Dieser Tage wird wieder viel über die Trennung von Künstler und Werk gesprochen. Kann man, muss man, darf man Künstler und Werk trennen? Ist das „Lyrische Ich“ in den Gedichten von Till Lindemann identisch, ähnlich, komplett verschieden von Lindemanns „wahrem Ich“? Es geht hier nicht um Lindemann im Speziellen, sondern ganz allgemein um die Trennung oder Vermischung von Künstler und Werk bei Personen, die im Verdacht stehen oder überführt wurden, charakterlich mies zu sein, sei es durch Ideologie (z.B. Wagner), sei es durch Verbrechen (z.B. Marilyn Manson).

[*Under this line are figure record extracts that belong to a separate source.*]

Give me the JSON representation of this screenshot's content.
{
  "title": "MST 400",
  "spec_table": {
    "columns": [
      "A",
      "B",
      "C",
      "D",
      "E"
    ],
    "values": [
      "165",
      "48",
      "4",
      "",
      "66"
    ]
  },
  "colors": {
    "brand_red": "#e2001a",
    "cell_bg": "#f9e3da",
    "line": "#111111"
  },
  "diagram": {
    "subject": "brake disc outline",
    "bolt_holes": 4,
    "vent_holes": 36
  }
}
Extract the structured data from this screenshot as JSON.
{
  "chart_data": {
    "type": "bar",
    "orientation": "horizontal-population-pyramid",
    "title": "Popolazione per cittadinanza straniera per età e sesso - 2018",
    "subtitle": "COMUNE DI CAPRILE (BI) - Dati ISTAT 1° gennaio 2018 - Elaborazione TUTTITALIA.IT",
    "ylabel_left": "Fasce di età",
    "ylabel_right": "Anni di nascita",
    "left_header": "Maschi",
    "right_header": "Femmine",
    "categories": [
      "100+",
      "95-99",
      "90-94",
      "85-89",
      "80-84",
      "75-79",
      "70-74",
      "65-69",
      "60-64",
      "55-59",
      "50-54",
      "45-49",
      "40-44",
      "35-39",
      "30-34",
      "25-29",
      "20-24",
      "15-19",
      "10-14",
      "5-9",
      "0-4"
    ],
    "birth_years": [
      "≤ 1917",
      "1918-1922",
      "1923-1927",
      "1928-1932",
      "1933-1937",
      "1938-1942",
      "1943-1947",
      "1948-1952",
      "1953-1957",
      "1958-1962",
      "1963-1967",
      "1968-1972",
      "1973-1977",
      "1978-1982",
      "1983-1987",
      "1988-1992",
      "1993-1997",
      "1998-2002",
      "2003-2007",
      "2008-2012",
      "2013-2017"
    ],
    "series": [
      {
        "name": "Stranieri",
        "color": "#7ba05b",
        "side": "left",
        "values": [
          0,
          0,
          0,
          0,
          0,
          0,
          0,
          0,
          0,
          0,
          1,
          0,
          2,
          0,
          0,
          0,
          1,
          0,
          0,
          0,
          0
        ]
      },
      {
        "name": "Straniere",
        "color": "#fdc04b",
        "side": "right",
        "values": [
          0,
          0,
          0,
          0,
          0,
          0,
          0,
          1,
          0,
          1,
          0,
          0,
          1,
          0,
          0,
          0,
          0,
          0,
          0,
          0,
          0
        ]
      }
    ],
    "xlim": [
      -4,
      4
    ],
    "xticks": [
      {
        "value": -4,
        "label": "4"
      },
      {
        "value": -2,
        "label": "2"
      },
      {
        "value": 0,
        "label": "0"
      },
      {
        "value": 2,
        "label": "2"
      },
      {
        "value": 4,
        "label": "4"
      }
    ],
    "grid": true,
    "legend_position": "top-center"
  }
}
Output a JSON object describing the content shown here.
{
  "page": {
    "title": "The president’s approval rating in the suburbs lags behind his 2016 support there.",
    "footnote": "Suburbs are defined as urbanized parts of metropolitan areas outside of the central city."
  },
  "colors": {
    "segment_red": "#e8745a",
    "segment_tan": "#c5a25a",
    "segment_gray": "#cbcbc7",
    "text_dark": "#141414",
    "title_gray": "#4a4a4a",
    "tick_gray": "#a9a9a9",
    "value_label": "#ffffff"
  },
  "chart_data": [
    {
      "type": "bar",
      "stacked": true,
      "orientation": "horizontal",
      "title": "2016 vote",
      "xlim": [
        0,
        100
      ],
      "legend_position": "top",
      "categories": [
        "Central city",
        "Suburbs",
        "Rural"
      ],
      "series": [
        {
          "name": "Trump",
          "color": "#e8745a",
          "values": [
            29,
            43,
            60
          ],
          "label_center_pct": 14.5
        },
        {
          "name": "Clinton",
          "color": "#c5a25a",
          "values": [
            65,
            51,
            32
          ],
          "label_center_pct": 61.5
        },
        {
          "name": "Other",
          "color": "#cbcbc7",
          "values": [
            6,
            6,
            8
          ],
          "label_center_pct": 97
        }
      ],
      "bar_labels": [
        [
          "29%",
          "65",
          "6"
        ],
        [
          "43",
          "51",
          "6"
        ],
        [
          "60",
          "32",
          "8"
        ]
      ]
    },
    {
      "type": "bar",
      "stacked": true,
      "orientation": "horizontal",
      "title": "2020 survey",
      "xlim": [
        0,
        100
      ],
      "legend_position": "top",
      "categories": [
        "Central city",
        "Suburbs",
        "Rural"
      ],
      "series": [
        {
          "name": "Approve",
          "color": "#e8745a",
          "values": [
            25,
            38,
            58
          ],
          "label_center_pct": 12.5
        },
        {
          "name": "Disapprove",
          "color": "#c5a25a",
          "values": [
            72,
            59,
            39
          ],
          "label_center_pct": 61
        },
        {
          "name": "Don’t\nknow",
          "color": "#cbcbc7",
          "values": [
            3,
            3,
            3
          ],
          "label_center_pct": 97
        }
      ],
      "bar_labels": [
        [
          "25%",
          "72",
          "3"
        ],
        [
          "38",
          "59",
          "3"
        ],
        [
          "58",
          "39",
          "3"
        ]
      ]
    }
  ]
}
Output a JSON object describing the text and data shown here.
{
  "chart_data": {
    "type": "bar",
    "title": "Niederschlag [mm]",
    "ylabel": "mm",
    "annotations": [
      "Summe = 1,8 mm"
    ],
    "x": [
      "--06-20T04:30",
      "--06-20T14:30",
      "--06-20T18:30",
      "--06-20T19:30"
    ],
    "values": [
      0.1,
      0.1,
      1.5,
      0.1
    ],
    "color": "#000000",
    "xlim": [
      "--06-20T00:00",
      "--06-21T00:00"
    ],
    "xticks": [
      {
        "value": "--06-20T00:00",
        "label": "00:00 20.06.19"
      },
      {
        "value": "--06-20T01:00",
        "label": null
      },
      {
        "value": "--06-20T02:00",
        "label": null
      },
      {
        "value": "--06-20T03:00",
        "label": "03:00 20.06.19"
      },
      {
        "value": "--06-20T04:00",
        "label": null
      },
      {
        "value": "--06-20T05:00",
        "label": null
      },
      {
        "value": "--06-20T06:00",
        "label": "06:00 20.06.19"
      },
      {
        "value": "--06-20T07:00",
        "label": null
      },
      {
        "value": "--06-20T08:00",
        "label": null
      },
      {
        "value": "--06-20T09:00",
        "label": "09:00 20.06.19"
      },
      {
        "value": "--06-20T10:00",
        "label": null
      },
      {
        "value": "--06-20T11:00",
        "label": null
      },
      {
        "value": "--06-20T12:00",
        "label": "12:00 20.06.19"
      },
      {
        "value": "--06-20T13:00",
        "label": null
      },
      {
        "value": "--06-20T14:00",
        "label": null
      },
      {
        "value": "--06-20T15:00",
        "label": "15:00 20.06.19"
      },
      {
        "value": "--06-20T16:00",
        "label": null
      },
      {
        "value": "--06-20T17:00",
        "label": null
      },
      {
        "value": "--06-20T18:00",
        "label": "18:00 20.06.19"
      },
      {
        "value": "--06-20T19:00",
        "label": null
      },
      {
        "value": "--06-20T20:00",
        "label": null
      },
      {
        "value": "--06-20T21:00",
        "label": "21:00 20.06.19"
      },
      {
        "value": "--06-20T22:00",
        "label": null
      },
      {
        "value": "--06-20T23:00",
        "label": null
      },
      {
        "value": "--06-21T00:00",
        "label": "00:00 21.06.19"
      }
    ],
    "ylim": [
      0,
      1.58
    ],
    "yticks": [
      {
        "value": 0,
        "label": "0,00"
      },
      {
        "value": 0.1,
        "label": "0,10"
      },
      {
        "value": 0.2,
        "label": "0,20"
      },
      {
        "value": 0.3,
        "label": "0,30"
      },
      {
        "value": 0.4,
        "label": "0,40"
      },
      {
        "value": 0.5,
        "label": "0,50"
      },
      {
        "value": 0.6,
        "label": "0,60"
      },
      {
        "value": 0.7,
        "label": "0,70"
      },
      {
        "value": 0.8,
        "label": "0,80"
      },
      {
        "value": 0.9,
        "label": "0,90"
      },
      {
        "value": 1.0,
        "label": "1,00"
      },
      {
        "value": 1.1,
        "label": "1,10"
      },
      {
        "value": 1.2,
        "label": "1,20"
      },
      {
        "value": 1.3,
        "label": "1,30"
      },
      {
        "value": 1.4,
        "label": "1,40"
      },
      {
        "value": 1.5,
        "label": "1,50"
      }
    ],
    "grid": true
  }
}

Die einen sind überzeugt, dass in der Kunst eines „schlechten Menschen“ stets auch das Schlechte zu finden sein muss, dass sich das Falsche in seinem Werk zeigt, dass eine giftige Ideologie die Taten des Künstlers und seine Kunst gleichermaßen durchdringen muss. Die anderen leugnen jeden Zusammenhang, weigern sich, irgendeine Kontinuität zu sehen oder verklären andererseits die gequälte Seele des Künstlers zur Quelle seiner Inspiration. Egal, welches dieser Extreme vertreten wird, es schwingt stets die Überzeugung mit, eine allgemeine Wahrheit zu erkennen, die, wären die anderen nicht ideologisch verblendet, für jeden offenkundig wäre.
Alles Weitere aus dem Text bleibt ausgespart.